Four cases for reinterpret_cast
23 Sep 2020 - John Z. Li
A previous blog post of mine Type punning in C++
mentioned that using reinterpret_cast
to do type punning can easily leads to code that
violates strict alias rule, thus undefined behavior, as the following code does
int d = 1234567;
//don’t do this, undefined behavior
std::cout << *reinterpret_cast<float *>(&d) <<std::endl;
There are quite some posts on the Internet about reinterpret_cast
that actually involves examples violating strict alias rule unintentionally.
But when is it safe to use reinterpret_cast?
I will give 4 cases where reinterpret_cast
can be safely used in this post.
The list is not exhaustive, only including most common cases.
First of all, don’t use C-style cast in C++ code. What C-style cast does is
trying any of static_cast
, const_cast
, reinterpret_cast
or
combinations of the three to get its job done.
It is kind of hard to reason what happens with a C-style cast while
reading C++ code.
When static_cast
or dynamic_cast
expresses intention of the programmer better,
one should choose one of them specifically. With that in mind, here we go.
Case 1: cast between a pointer to signed integer types (char, short, int, etc.,) and a pointer to its corresponding unsigned pointer like below
char a[] = "a char string";
unsigned char* up = reinterpret_cast<unsigned char *>(a);
As a side note, it is also OK to convert a pointer to std::byte
(introduced in C++17)
from a pointer to (signed or unsigned) char.
This is useful when working with third party interfaces that takes unsigned char*
but you have char *
, or std::byte
.
Case 2: cast an object pointer to a pointer to raw bytes.
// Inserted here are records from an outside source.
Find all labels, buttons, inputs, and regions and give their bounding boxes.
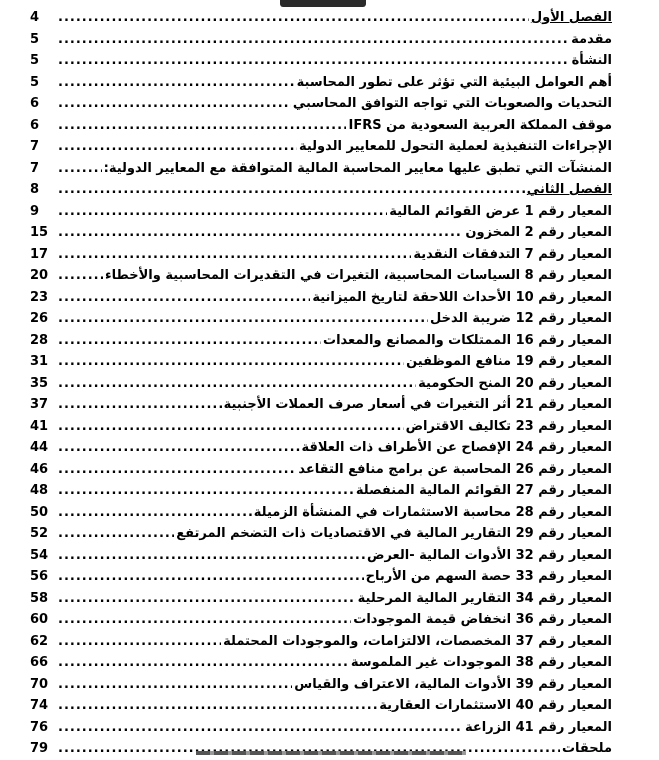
- toc-entry-title: المعيار رقم 39 الأدوات المالية، الاعتراف والقياس: [294, 676, 612, 692]
- dot-leader: [58, 72, 295, 94]
- toc-entry[interactable]: [30, 50, 612, 72]
- toc-page-number: 76: [30, 719, 49, 735]
- toc-entry[interactable]: [30, 416, 612, 438]
- toc-page-number: 23: [30, 289, 49, 305]
- toc-entry[interactable]: [30, 717, 612, 739]
- toc-entry-title: المعيار رقم 26 المحاسبة عن برامج منافع التقاعد: [298, 461, 612, 477]
- dot-leader: [58, 351, 404, 373]
- dot-leader: [58, 179, 525, 201]
- toc-entry-title: المعيار رقم 40 الاستثمارات العقارية: [379, 698, 612, 713]
- toc-entry[interactable]: [30, 265, 612, 287]
- toc-page-number: 5: [30, 31, 40, 47]
- dot-leader: [58, 93, 291, 115]
- toc-entry-title: المعيار رقم 20 المنح الحكومية: [418, 375, 612, 391]
- toc-entry[interactable]: [30, 566, 612, 588]
- toc-page-number: 52: [30, 526, 49, 541]
- toc-page-number: 20: [30, 268, 49, 283]
- toc-entry-title: المعيار رقم 27 القوائم المالية المنفصلة: [355, 483, 612, 498]
- dot-leader: [58, 136, 297, 158]
- toc-entry[interactable]: [30, 609, 612, 631]
- dot-leader: [58, 738, 560, 760]
- toc-entry[interactable]: [30, 588, 612, 610]
- toc-page-number: 74: [30, 698, 49, 713]
- toc-entry[interactable]: [30, 244, 612, 266]
- dot-leader: [58, 373, 416, 395]
- toc-entry-title: المعيار رقم 19 منافع الموظفين: [406, 354, 612, 369]
- toc-page-number: 7: [30, 139, 40, 154]
- toc-entry[interactable]: [30, 136, 612, 158]
- top-toolbar-tab[interactable]: [280, 0, 366, 7]
- toc-entry[interactable]: [30, 115, 612, 137]
- toc-entry[interactable]: [30, 738, 612, 760]
- toc-page-number: 62: [30, 633, 49, 649]
- dot-leader: [58, 545, 365, 567]
- toc-entry-title: المعيار رقم 2 المخزون: [465, 225, 612, 240]
- dot-leader: [58, 480, 354, 502]
- toc-page-number: 41: [30, 418, 49, 434]
- dot-leader: [58, 7, 529, 29]
- dot-leader: [58, 308, 428, 330]
- toc-entry-title: ملحقات: [561, 741, 612, 756]
- toc-entry[interactable]: [30, 631, 612, 653]
- toc-entry[interactable]: [30, 308, 612, 330]
- toc-entry-title: المعيار رقم 10 الأحداث اللاحقة لتاريخ الميزانية: [312, 289, 612, 305]
- toc-entry-title: المعيار رقم 32 الأدوات المالية -العرض: [366, 547, 612, 563]
- toc-entry[interactable]: [30, 459, 612, 481]
- toc-page-number: 37: [30, 397, 49, 412]
- dot-leader: [58, 566, 364, 588]
- toc-entry-title: الإجراءات التنفيذية لعملية التحول للمعايير الدولية: [298, 139, 612, 154]
- toc-entry[interactable]: [30, 695, 612, 717]
- toc-page-number: 6: [30, 117, 40, 133]
- toc-entry[interactable]: [30, 330, 612, 352]
- toc-page-number: 9: [30, 203, 40, 219]
- toc-entry-title: المعيار رقم 7 التدفقات النقدية: [413, 246, 612, 262]
- dot-leader: [58, 394, 222, 416]
- toc-entry[interactable]: [30, 674, 612, 696]
- dot-leader: [58, 437, 300, 459]
- toc-entry[interactable]: [30, 652, 612, 674]
- dot-leader: [58, 609, 351, 631]
- dot-leader: [58, 416, 404, 438]
- toc-page-number: 60: [30, 612, 49, 627]
- toc-page-number: 6: [30, 96, 40, 111]
- toc-entry-title: المعيار رقم 21 أثر التغيرات في أسعار صرف العملات الأجنبية: [223, 397, 612, 412]
- toc-page-number: 5: [30, 53, 40, 68]
- toc-entry[interactable]: [30, 201, 612, 223]
- toc-entry-title: النشأة: [571, 53, 612, 68]
- toc-entry-title: أهم العوامل البيئية التي تؤثر على تطور المحاسبة: [296, 74, 612, 90]
- toc-chapter-heading[interactable]: [30, 7, 612, 29]
- toc-page-number: 56: [30, 569, 49, 584]
- dot-leader: [58, 674, 292, 696]
- toc-page-number: 5: [30, 74, 40, 90]
- toc-page-number: 50: [30, 504, 49, 520]
- horizontal-scrollbar[interactable]: [196, 751, 466, 755]
- dot-leader: [58, 50, 570, 72]
- dot-leader: [58, 330, 321, 352]
- toc-entry[interactable]: [30, 158, 612, 180]
- toc-entry-title: المنشآت التي تطبق عليها معايير المحاسبة المالية المتوافقة مع المعايير الدولية:: [103, 160, 612, 176]
- toc-page-number: 58: [30, 590, 49, 606]
- toc-entry-title: المعيار رقم 24 الإفصاح عن الأطراف ذات العلاقة: [301, 440, 612, 455]
- toc-entry[interactable]: [30, 93, 612, 115]
- dot-leader: [58, 115, 346, 137]
- toc-entry[interactable]: [30, 545, 612, 567]
- toc-entry-title: المعيار رقم 38 الموجودات غير الملموسة: [350, 655, 612, 670]
- dot-leader: [58, 459, 296, 481]
- dot-leader: [58, 222, 463, 244]
- toc-entry[interactable]: [30, 287, 612, 309]
- dot-leader: [58, 652, 349, 674]
- toc-entry-title: المعيار رقم 23 تكاليف الاقتراض: [405, 418, 612, 434]
- dot-leader: [58, 695, 377, 717]
- dot-leader: [58, 29, 569, 51]
- toc-entry[interactable]: [30, 72, 612, 94]
- toc-page-number: 66: [30, 655, 49, 670]
- toc-page-number: 15: [30, 225, 49, 240]
- dot-leader: [58, 588, 356, 610]
- toc-entry-title: المعيار رقم 34 التقارير المالية المرحلية: [357, 590, 612, 606]
- toc-page-number: 46: [30, 461, 49, 477]
- toc-page-number: 4: [30, 10, 40, 25]
- toc-entry-title: مقدمة: [571, 31, 612, 47]
- table-of-contents: [30, 7, 612, 760]
- toc-page-number: 17: [30, 246, 49, 262]
- toc-page-number: 7: [30, 160, 40, 176]
- dot-leader: [58, 244, 411, 266]
- toc-entry-title: الفصل الأول: [530, 10, 612, 25]
- toc-entry-title: المعيار رقم 36 انخفاض قيمة الموجودات: [353, 612, 612, 627]
- dot-leader: [58, 201, 387, 223]
- toc-page-number: 28: [30, 332, 49, 348]
- toc-entry-title: موقف المملكة العربية السعودية من IFRS: [348, 117, 612, 133]
- toc-page-number: 79: [30, 741, 49, 756]
- toc-page-number: 54: [30, 547, 49, 563]
- toc-entry[interactable]: [30, 523, 612, 545]
- toc-entry-title: المعيار رقم 37 المخصصات، الالتزامات، والموجودات المحتملة: [223, 633, 612, 649]
- toc-entry[interactable]: [30, 502, 612, 524]
- toc-entry-title: المعيار رقم 28 محاسبة الاستثمارات في المنشأة الزميلة: [253, 504, 612, 520]
- toc-entry[interactable]: [30, 394, 612, 416]
- toc-entry-title: المعيار رقم 12 ضريبة الدخل: [430, 311, 612, 326]
- toc-entry[interactable]: [30, 373, 612, 395]
- toc-page-number: 31: [30, 354, 49, 369]
- toc-page-number: 35: [30, 375, 49, 391]
- toc-page-number: 8: [30, 182, 40, 197]
- toc-page-number: 48: [30, 483, 49, 498]
- toc-entry-title: المعيار رقم 33 حصة السهم من الأرباح: [365, 569, 612, 584]
- toc-entry-title: المعيار رقم 8 السياسات المحاسبية، التغيرات في التقديرات المحاسبية والأخطاء: [105, 268, 612, 283]
- dot-leader: [58, 265, 103, 287]
- toc-page-number: 44: [30, 440, 49, 455]
- dot-leader: [58, 717, 463, 739]
- dot-leader: [58, 287, 310, 309]
- toc-entry-title: التحديات والصعوبات التي تواجه التوافق المحاسبي: [292, 96, 612, 111]
- toc-entry[interactable]: [30, 29, 612, 51]
- dot-leader: [58, 502, 252, 524]
- toc-entry[interactable]: [30, 437, 612, 459]
- toc-chapter-heading[interactable]: [30, 179, 612, 201]
- toc-entry-title: المعيار رقم 16 الممتلكات والمصانع والمعدات: [323, 332, 612, 348]
- toc-entry[interactable]: [30, 351, 612, 373]
- dot-leader: [58, 523, 174, 545]
- toc-entry-title: المعيار رقم 41 الزراعة: [464, 719, 612, 735]
- toc-entry[interactable]: [30, 222, 612, 244]
- toc-entry-title: المعيار رقم 29 التقارير المالية في الاقتصاديات ذات التضخم المرتفع: [176, 526, 612, 541]
- toc-entry[interactable]: [30, 480, 612, 502]
- toc-page-number: 70: [30, 676, 49, 692]
- toc-entry-title: المعيار رقم 1 عرض القوائم المالية: [389, 203, 612, 219]
- toc-entry-title: الفصل الثاني: [526, 182, 612, 197]
- dot-leader: [58, 631, 221, 653]
- dot-leader: [58, 158, 102, 180]
- toc-page-number: 26: [30, 311, 49, 326]
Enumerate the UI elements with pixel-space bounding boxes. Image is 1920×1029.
For example, a possible implementation of a string class is as below
class string{
char * data;
size_t capacity;
size_t size;
};
The most significant bit of the most significant byte of the member variable size
,
when set to 1, indicates that the current string object is a small string,
which is stored in the remaining bytes of the object (including an appending ‘\0’ ).
(Remaining 7 bits of that byte is used to store the size information of a small string.)
Suppose it is a little-endian 64-bit machine ,
a strings with its size being smaller or equal to 22 (3 times 8 minus 2)
does not incur heap allocation.
To check whether a string instance is a small string, one needs to perform something like
//string s;
bool is_small_string = reinterpret_cast<char*>(&s)[24] & 0x80 ? true : false ;
to check and let front()
refers to reinterpret_cast<char*>(s)[1]
if it is.
Case 3: cast to escape from nested structs, arrays or unions. For examples, with
struct A{int a;};
struct B{
A a;
int b;
};
struct C{
B b;
int c;
};
C c{{{1}, 2}, 3};
int (& ints)[3] = reinterpret_cast<int(&)[3]>(c);
// to treat c as an array of three ints
object c
, after compilation, boils down to three contiguous ints.
So we can use reinterpret_cast
to treat c
as an array of int of length 3.
This is useful when one works with complex numbers.
No matter how complex number is implemented,
the standard guarantees that for a complex number z, the following is true:
// T is the underlying type
reinterpret_cast<T(&)[2]>(z)[0] == z.real();
reinterpret_cast<T(&)[2]>(z)[1] == z.imag();
and for an array of complex numbers, p, there is
reinterpret_cast<T*>(p)[2*i] == p[i].real();
reinterpret_cast<T*>(p)[2*i + 1] == p[i].imag();
Case 4: cast to restore or construct nested structs, arrays or unions. This is essentially the reverse procedure of Case 3. It is especially useful when working with matrices (two-dimensional arrays) and tensors (arrays with dimension equal to or larger than three). For example,
loat fa[16] = {};
//fb is a reference to a 4-by-4 matrix
float (& fb)[4][4] = reinterpret_cast<float(&)[4][4]>(fa);
//fc is a reference to a 4-by-2-by-2 tensor.
float (& fc)[4][2][2] = reinterpret_cast<float(&)[4][2][2]>(fa);
When dealing with matrices or tensors, casting around like this could be handy.